While it may look like a desolate place at first glance, Mono Lake is actually a rich and thriving ecosystem.
"Sagebrush, Jeffrey pines, volcanoes, tufa towers, gulls, grebes, brine shrimp, alkali flies, freshwater streams, and alkaline waters comprise an unlikely world at the transition between the Sierra Nevada mountains and the Great Basin desert," according to the Mono Lake Committee. "Embracing 14 different ecological zones, over 1,000 plant species, and roughly 400 recorded vertebrate species within its watershed, Mono Lake and its surrounding basin encompass one of California's richest natural areas."
The lake covers about 65 square miles, and is considered an important breeding ground for gulls as well as an important stop-off for migratory birds. The best guess at age is a minimum of 760,000 years old, but likely the lake formed more than 1 million years ago. The lake is fed by run-off from the Sierras, and has no outlet.
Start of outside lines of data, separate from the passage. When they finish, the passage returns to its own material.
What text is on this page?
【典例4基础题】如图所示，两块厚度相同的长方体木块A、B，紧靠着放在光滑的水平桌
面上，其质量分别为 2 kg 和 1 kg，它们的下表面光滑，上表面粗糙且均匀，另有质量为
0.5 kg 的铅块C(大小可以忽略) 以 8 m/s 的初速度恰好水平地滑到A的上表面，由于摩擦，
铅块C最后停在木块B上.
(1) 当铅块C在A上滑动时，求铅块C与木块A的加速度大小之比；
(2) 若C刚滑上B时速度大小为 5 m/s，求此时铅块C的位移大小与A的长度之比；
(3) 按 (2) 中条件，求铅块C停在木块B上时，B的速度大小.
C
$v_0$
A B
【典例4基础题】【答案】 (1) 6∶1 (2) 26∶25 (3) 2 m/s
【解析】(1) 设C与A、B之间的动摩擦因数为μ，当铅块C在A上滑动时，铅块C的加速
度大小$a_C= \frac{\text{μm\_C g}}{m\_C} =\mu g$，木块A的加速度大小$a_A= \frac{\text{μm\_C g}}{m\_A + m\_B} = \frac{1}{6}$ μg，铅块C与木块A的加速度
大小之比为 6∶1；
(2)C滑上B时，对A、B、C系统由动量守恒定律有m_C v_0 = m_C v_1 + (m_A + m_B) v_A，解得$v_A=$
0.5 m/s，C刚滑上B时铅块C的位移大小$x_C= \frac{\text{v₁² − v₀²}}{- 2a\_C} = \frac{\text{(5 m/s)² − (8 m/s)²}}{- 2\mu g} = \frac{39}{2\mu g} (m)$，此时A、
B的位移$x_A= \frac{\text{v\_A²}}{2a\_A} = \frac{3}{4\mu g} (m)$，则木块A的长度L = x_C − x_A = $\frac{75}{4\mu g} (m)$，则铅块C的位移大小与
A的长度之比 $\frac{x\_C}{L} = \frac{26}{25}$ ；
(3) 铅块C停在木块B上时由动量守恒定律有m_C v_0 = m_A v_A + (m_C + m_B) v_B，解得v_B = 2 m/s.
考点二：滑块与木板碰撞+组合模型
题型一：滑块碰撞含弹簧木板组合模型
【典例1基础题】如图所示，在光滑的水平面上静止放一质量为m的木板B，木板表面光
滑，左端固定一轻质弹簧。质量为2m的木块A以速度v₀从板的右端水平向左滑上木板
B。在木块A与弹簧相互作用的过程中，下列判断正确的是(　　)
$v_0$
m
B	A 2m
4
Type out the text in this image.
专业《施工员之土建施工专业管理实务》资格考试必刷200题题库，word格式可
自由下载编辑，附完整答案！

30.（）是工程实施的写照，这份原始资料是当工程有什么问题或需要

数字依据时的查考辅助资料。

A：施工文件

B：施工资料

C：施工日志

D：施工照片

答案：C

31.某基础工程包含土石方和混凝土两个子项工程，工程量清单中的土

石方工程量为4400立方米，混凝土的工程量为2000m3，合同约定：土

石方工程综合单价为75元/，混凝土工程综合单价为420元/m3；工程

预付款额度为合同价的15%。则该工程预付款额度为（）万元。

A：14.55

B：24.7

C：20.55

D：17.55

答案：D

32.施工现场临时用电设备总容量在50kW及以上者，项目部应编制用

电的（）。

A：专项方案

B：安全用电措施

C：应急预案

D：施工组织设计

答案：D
Because of this, there's a high concentration of salts and currently the lake is about three times as salty as the ocean.
The chemistry of the lake is the answer behind the strange towers that line its shores.
"Tufa is essentially common limestone," Mono Lake Committee explains. "What is uncommon about this limestone is the way it forms. Typically, underwater springs rich in calcium (the stuff in your bones) mix with lake water rich in carbonates (the stuff in baking soda). As the calcium comes in contact with carbonates in the lake, a chemical reaction occurs resulting in calcium carbonate — limestone. The calcium carbonate precipitates (settles out of solution as a solid) around the spring, and over the course of decades to centuries, a tufa tower will grow. Tufa towers grow exclusively underwater, and some grow to heights of over 30 feet. The reason visitors see so much tufa around Mono Lake today is because the lake level fell dramatically after water diversions began in 1941. "
Those water diversions are a significant part of this lake's story. In order to provide water to Los Angeles, the Department of Water and Power diverted streams that normally fed the lake. The water level of the lake dropped to half its former level in a matter of decades while the salinity doubled. Before diversions began in 1941, the lake was 4.3 million acre-feet in volume, whereas at its lowest point in 1982 it was at 2.1 million acre-feet in volume.
This was a serious issue for the flora and fauna dependent on the lake, and steps were needed to protect a unique and fragile ecosystem. In the last several decades, conservationists have helped to better manage the flow of water to the lake and are slowly returning the lake to its previous levels, which in turn is reducing the salinity and restoring the ecosystem.
As part of the plan to protect the lake, Mono Lake Tufa State Natural Reserve was established in 1984. "The reserve was established to preserve the spectacular 'tufa towers' ... It also protects the lake surface itself as well as the wetlands and other sensitive habitat for the 1-2 million birds that feed and rest at Mono Lake each year."
Not only is the issue of water diversions an issue for the health of the lake, but so too is California's record drought, which has its own serious impact on how much water flows into the lake and how much evaporates.
In June of this year, the LA Times reported, "In recent months, the Department of Water and Power has reduced its take from [Lake] Mono's tributaries by more than two-thirds. Still, the 1-million-year-old lake is within two feet of the level that state officials say threatens the alpine ecosystem at the base of the eastern Sierra Nevada. Unless the region gets a significant amount of rain by the next official water level reading in April, Mono may fall to 6,377 feet in elevation, triggering a halt to any diversions."
The reason for keeping the water levels up isn't only about salinity. We reported earlier in the year that "Any further drop in water level is a frightening prospect for biologists concerned about the well-being of the birds that nest on Negit Island in the middle of the lake. The lower the water drops, the easier it is for coyotes to get out to the island. In 1979, water levels dropped so low that a land bridge leading out to the island broke the surface, and coyotes devastated the nests of gulls. It took 20 years for the birds to return to the island to nest."
Though the many tufa towers are a sign of the lake's low water levels, they are a feature that draws in photographers from around the world. Landscape photographers have created beautiful images capturing the lake's many views, always changing with the weather and light. The reflection of the towers in the water, or their striking contrast against a twilight sky creates an incredible scene. The photos here celebrate the lake's extraordinary and fragile beauty.